В кабинете воцаряется тишина. Так тихо, что слышно, как за окном ветер гоняет поземку.
— Повторяю, — чувствую, как горло сдавливает спазм. — Я в порядке.
— Врешь, — Нюра подходит ближе, берет меня за руку. Ее пальцы теплые, мягкие, как в тот вечер, когда она поила меня чаем. — Врешь, Ирина Евгеньевна. И себя обманываешь, и нас. А мы ведь не чужие. Мы ж тут каждый день вместе, бок о бок. Я понимаю, вы человек закрытый, но...
Она замолкает, подбирая слова, но, видимо, не находит, потому что молчание затягивается.
А глаза у нее такие добрые. И почему-то нет в них ни любопытства, ни желания покопаться в чужой жизни, посплетничать о генеральше. Только обеспокоенность. Настоящая, искренняя.
И тут что-то во мне ломается.
— Когда мой Лёша пропал без вести в 22-м, — говорю тихо, почти шепотом, — Я думала, умру.
В кабинете тоже становится тихо. У каждой из нас есть своя личная история про тот страшный 22 год.
— А потом я узнала, что Наташа беременна. — каждое моё слово звучит, как выстрел. — И я решила, что Бог дал мне внука, чтобы я не сошла с ума от горя. Мой Богдан. Вы его видели — русый, голубоглазый, с ямочкой на подбородке. Он был моим спасением. А потом...
Голос срывается. Я заставляю себя проглотить этот колючий ком.
-...потом оказалось, что он не внук мне. Что мой муж и невестка... — не могу произнести это слово. Слишком мерзко. — Что Богдан — их. А я нянчила его, растила, любила, как родного. И теперь, представляете, Наташа уехала, пропала, от нее остались только детские вещи, записка и… ребенок. Она бросила ребёнка. Своего собственного ребёнка. И теперь он у меня. И я не знаю, что мне делать. Я не знаю, имею ли я право его любить. Имею ли я право его воспитывать. Он же не мой. А еще, девочки, я очень устала. Я такая одинокая, что иногда просто выть хочется, и выла бы, вот только стены в доме. Они тонкие, все услышат, — уже в голос рыдаю я.
Присаживаюсь на стул, прикрываю глаза. Внутри пустота. Страшная, высасывающая пустота. Потому что я впервые в жизни перед кем-то обнажила душу. Вывалила всё, что есть. И вдруг чувствую, как чьи-то руки обнимают меня за плечи. Даже не открывая глаз, узнаю Нюру. Пахнет от нее пирожками и мылом.

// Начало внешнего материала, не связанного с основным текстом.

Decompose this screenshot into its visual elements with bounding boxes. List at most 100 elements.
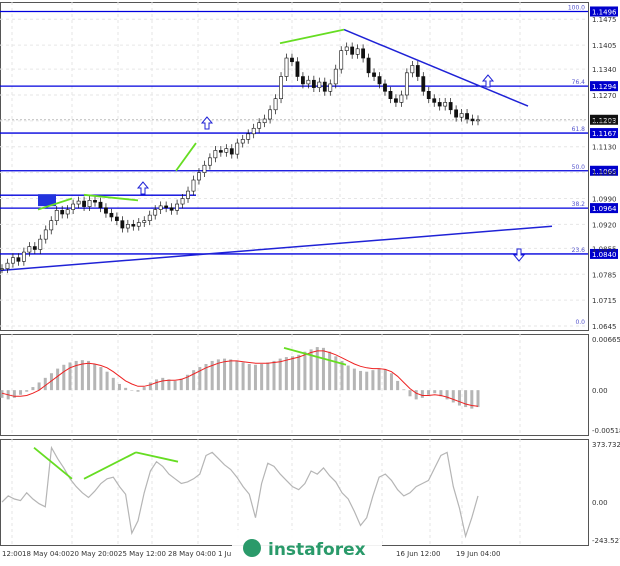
macd-bar: [56, 368, 60, 391]
macd-bar: [389, 373, 393, 391]
fib-level-label: 50.0: [572, 164, 586, 171]
candle-body: [311, 79, 316, 88]
macd-bar: [192, 370, 196, 391]
candle-body: [120, 220, 125, 229]
price-tick-label: 1.1270: [592, 92, 617, 100]
macd-bar: [260, 364, 264, 391]
candle-body: [175, 203, 179, 211]
oscillator-tick-label: 0.00: [592, 499, 608, 507]
candle-body: [290, 57, 294, 63]
macd-bar: [278, 358, 282, 391]
macd-bar: [87, 360, 91, 391]
buy-arrow-icon: [136, 181, 150, 195]
price-tick-label: 1.0855: [592, 245, 617, 253]
candle-body: [246, 133, 251, 140]
fib-level-label: 0.0: [575, 319, 585, 326]
ascending-trendline: [0, 225, 553, 272]
candle-body: [432, 98, 437, 103]
macd-bar: [142, 387, 146, 391]
macd-bar: [223, 358, 227, 391]
macd-bar: [433, 390, 437, 394]
candle-body: [213, 150, 218, 159]
price-level-value: 1.1167: [592, 130, 617, 138]
candle-body: [0, 268, 4, 271]
macd-bar: [427, 390, 431, 395]
price-tick-label: 1.1130: [592, 144, 617, 152]
price-level-value: 1.0840: [592, 251, 617, 259]
macd-bar: [167, 379, 171, 391]
candle-body: [333, 68, 338, 85]
macd-bar: [253, 364, 257, 391]
time-tick-label: 1 Ju: [218, 550, 231, 558]
candle-body: [317, 81, 322, 88]
candle-body: [21, 251, 26, 262]
macd-bar: [439, 390, 443, 397]
price-tick-label: 1.1340: [592, 66, 617, 74]
candle-body: [131, 224, 136, 227]
candle-body: [153, 209, 158, 216]
descending-trendline: [343, 28, 529, 107]
oscillator-line: [1, 445, 479, 539]
buy-arrow-icon: [200, 116, 214, 130]
time-tick-label: 18 May 04:00: [22, 550, 70, 558]
price-level-badge: [590, 81, 618, 92]
macd-bar: [93, 364, 97, 391]
candle-body: [421, 76, 426, 92]
candle-body: [344, 46, 349, 51]
divergence-line: [279, 28, 345, 45]
macd-bar: [43, 377, 47, 391]
candle-body: [339, 50, 344, 70]
candle-body: [251, 127, 256, 135]
macd-bar: [408, 390, 412, 397]
candle-body: [415, 65, 420, 77]
price-level-value: 1.1065: [592, 168, 617, 176]
candle-body: [372, 72, 376, 77]
sell-arrow-icon: [512, 248, 526, 262]
signal-arrows: [136, 74, 526, 262]
fib-level-label: 61.8: [572, 126, 586, 133]
candle-body: [322, 81, 327, 92]
candle-body: [224, 148, 229, 153]
macd-bar: [229, 359, 233, 391]
price-tick-label: 1.1475: [592, 16, 617, 24]
candle-body: [191, 179, 196, 192]
price-tick-label: 1.1200: [592, 118, 617, 126]
macd-bar: [216, 359, 220, 391]
macd-bar: [377, 368, 381, 391]
macd-bar: [130, 390, 134, 391]
candle-body: [202, 164, 207, 173]
macd-bar: [80, 360, 84, 391]
candle-body: [273, 98, 278, 111]
candle-body: [235, 142, 240, 155]
time-tick-label: 12:00: [2, 550, 22, 558]
macd-tick-label: -0.00518: [592, 427, 620, 435]
macd-bar: [0, 390, 4, 398]
fib-level-label: 100.0: [568, 4, 585, 11]
candle-body: [38, 238, 43, 250]
macd-bar: [179, 378, 183, 391]
candle-body: [49, 220, 54, 231]
candle-body: [295, 61, 300, 77]
buy-arrow-icon: [481, 74, 495, 88]
price-level-badge: [590, 128, 618, 139]
candle-body: [186, 190, 190, 199]
macd-bar: [334, 356, 338, 391]
fib-level-label: 76.4: [572, 79, 586, 86]
macd-bar: [241, 362, 245, 391]
time-axis: 12:00 18 May 04:00 20 May 20:00 25 May 12:0…: [2, 550, 500, 558]
macd-bar: [309, 349, 313, 391]
macd-panel: [0, 347, 480, 409]
macd-bar: [31, 387, 35, 391]
candle-body: [448, 102, 453, 111]
candle-body: [218, 150, 223, 153]
price-level-badge: [590, 203, 618, 214]
macd-bar: [68, 362, 72, 391]
panel-frame: [0, 334, 589, 436]
macd-bar: [272, 360, 276, 391]
candle-body: [87, 200, 92, 207]
candle-body: [136, 222, 141, 227]
macd-bar: [266, 362, 270, 391]
candle-body: [27, 246, 32, 253]
macd-bar: [148, 382, 152, 391]
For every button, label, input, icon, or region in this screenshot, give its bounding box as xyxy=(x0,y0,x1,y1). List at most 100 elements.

— А мы еще обижаемся, когда говорят, что мы, бабы — все дуры. — говорит она громко. — А кто мы, если не дуры? Всё на себе тащим, молчим, терпим. А потом ломаемся. Разве ж так можно?! Так нельзя, Ира. Человеку нужен человек. Нельзя одной.
— Ирина Евгеньевна, если с Богданом помощь какая нужна, вы только скажите, мы поможем, — Лена подходит, кладет руку мне на плечо. — Чем сможем. С ребенком посидим, с документами поможем, с продуктами. Не одни вы.
— У нас кого только не было, — Галя вытирает глаза платком. — И вдовы, и брошенные, и дети без отцов растут. Мы же всех их вытягивали. И вас вытянем.
Я смотрю на них и не верю. Пять лет в этом городе — и все пять лет держала дистанцию, считала, что мне никто не нужен. А они берут и ломают эту стену в один миг. Просто потому что я — женщина, и им — женщинам — больно смотреть на чужую боль.
— Спасибо, — шепчу. — Спасибо вам...
Впервые в жизни я отменяю созвон. Завтра. Нет там ничего важного, здесь, в кабинете, важнее. Сидим, пьем чай, говорим. Я рассказываю урывками — о Лешке, о Богдане. А они слушают и не перебивают. А потом они говорят — слушаю я. И наконец я не чувствую себя рядом с ними чужой.